À titre d'exemple, certains travaux de recherche menés au préalable par le
gouvernement fédéral et l'aide apportée au réseau de recherche ont permis
d'accroître nos connaissances sur la vulnérabilité du Canada aux répercussions
des changements climatiques sur la santé, les pêches, les forêts, les
ressources en eau, l'agriculture et les régions côtières.
D'importants partenariats ont aussi été établis. Le Canada se trouvait
alors à un point tournant de son histoire en ce qui concernait le dossier des
changements climatiques.
Dans son rapport de 2006, la commissaire à l'environnement a indiqué qu'il
fallait redoubler d'effort. Tous les aspects sont importants, dit-elle, mais le
leadership est essentiel, un leadership vigoureux et ferme qui donne une
orientation précise et qui garantit que celle-ci soit bien suivie.

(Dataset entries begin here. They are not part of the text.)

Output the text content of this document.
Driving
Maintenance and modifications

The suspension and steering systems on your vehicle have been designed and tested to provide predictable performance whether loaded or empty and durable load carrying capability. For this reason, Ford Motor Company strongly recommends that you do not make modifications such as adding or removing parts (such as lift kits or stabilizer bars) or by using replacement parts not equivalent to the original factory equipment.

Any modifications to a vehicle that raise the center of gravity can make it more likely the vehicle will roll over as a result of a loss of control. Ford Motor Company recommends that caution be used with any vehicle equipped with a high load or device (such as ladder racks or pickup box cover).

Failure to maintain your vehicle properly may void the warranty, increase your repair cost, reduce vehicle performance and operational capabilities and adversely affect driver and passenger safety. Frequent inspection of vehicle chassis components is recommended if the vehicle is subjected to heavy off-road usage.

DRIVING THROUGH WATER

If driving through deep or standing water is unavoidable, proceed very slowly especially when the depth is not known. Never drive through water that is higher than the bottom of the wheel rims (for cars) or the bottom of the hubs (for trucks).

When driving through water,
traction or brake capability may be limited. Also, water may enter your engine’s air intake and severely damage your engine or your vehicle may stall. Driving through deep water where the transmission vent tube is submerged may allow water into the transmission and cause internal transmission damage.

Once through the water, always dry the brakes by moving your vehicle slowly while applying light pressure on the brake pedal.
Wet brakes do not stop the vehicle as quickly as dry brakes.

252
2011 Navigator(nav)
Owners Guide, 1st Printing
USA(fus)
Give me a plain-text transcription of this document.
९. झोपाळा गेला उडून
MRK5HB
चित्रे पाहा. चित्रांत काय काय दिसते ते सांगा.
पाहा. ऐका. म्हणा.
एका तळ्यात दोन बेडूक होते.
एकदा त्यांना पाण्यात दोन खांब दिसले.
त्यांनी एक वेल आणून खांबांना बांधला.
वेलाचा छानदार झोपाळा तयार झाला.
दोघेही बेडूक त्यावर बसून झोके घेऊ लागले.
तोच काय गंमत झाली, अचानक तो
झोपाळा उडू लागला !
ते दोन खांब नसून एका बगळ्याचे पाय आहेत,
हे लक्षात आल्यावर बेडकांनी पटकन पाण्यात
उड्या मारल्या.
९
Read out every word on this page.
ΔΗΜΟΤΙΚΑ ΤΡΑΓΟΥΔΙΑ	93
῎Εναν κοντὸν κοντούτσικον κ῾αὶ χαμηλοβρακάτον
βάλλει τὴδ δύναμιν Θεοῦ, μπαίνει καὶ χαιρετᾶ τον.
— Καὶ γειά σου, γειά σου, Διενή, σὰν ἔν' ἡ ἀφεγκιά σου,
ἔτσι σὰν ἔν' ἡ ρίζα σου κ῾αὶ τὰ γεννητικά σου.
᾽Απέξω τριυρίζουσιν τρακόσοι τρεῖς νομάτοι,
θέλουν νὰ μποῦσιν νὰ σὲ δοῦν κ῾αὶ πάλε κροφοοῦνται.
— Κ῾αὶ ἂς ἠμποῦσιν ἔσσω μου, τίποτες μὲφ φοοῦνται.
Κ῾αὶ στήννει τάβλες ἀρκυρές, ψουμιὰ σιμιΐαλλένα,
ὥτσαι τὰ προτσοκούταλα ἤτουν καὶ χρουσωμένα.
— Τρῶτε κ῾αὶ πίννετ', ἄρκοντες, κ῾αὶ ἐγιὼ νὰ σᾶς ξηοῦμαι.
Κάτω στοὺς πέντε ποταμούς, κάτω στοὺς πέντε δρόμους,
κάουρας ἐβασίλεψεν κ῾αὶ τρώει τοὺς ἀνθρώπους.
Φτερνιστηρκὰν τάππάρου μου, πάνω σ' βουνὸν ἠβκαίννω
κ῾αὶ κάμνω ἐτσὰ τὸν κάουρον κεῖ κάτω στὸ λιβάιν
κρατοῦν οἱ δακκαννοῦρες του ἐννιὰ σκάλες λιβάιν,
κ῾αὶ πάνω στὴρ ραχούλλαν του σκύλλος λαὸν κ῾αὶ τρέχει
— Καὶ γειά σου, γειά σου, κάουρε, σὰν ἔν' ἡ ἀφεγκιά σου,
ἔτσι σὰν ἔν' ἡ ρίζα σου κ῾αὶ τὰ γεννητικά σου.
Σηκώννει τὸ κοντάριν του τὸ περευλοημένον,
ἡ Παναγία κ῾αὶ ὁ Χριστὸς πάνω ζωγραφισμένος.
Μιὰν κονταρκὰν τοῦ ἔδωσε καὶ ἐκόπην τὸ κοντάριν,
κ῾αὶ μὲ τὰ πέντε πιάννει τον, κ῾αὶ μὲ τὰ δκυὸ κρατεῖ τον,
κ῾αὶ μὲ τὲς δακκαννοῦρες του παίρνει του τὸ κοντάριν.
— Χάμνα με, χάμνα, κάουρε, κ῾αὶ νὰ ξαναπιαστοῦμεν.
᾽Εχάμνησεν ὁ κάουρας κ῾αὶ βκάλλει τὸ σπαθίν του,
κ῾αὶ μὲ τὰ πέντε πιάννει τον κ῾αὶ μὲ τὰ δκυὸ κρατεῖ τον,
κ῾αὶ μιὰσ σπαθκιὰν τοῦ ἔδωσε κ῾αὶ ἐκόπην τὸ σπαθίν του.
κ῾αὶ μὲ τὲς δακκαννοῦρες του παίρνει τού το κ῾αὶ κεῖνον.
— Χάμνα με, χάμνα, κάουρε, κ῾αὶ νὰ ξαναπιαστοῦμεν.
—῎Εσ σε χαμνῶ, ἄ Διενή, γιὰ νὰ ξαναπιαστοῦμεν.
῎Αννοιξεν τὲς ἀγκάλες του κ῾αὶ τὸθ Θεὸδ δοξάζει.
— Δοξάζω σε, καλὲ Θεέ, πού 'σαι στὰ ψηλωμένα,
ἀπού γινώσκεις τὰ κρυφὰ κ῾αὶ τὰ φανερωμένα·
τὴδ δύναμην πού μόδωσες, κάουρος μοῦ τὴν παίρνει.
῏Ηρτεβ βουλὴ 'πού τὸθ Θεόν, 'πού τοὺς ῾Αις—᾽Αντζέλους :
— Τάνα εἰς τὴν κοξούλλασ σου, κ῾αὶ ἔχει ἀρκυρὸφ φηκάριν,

Honorables sénateurs, en vertu du Protocole de Kyoto, le Canada s'est
engagé. Le gouvernement fédéral a donc la responsabilité ultime de prendre des
engagements internationaux quant aux changements climatiques et de les
respecter. Les Canadiens doivent pouvoir compter sur un gouvernement qui
maintiendra le cap jusqu'à ce que des solutions durables soient trouvées. Sa
réponse sera révélatrice de son engagement.
[Traduction]
Le plan du gouvernement libéral précédent a jeté les bases d'une action
positive pour lutter contre les changements climatiques au Canada, et nous
étions en position de réaliser nos engagements dans le cadre du Protocole de
Kyoto.
[Français]
Nous étions prêts à utiliser nos engagements en vertu du Protocole de Kyoto
pour inciter les entreprises et les gouvernements à innover. Ce n'était pas le
plan parfait, mais la base y était.
[Traduction]
Dès leur arrivée au pouvoir, les conservateurs ont démantelé le plan. C'est
toute une année qui a été gaspillée. Le projet de loi d'initiative
parlementaire donne 60 jours au gouvernement conservateur pour présenter son
plan. Il faut agir rapidement.
[Français]
D'après M. Suzuki :
Il est
possible d'assainir l'environnement aussi efficacement que les finances
publiques, il faut simplement que les gouvernements agissent avec la même
détermination pour l'environnement que pour les finances publiques.
[Traduction]
Le Canada a ratifié l'accord de Kyoto en décembre 2002. L'accord est devenu
un accord international le 16 février 2005. C'est donc dire que cette stratégie
mondiale de lutte contre les changements climatiques n'a été en vigueur que
durant une année pendant que les libéraux formaient le gouvernement. En
réalité, les libéraux ont défendu la cause de l'environnement à l'échelle
mondiale et ont pris de nombreuses mesures positives à cet égard.
[Français]
Il est difficile pour certains d'admettre que le gouvernement libéral avait
un bon plan. Il est plus facile de dire que le plan était irréaliste et que le
Canada ne pourra pas respecter ses engagements. Ce n'est pas juste, ce n'est
pas vrai, c'est un message erroné.
Honorables sénateurs, vous savez tous pertinemment qu'une planification est
toujours en mouvement. Le secret de sa réussite est de vouloir atteindre les objectifs,
de consulter régulièrement ses partenaires et d'ajuster continuellement les
cibles. Cela est aussi vrai pour le Protocole de Kyoto. Tout plan a des
éléments méconnus qui exigent de la flexibilité et un effort de tous les
partenaires impliqués. Cela est encore plus vrai pour Kyoto. Pour réussir, il
faut toujours se donner des objectifs ambitieux! C'est ma philosophie! Et c'est
Kyoto!
Enfin, pour réussir, le leadership du gouvernement est essentiel. Je ne
suis évidemment pas spécialiste en la matière, mais je crois que tout programme
qui peut aider à rejoindre les objectifs du Protocole de Kyoto est valable,
mérite d'être étudié et considéré et d'être inclus dans le grand plan.
Je ne voudrais pas que l'on joue trop longtemps le jeu politique avec l'avenir
de notre planète et l'avenir de mes petits enfants. Ne sous-estimons pas les
Canadiens et les Canadiennes. Je crois qu'ils sont prêts pour les mesures que
le gouvernement adoptera afin d'atteindre les objectifs de Kyoto.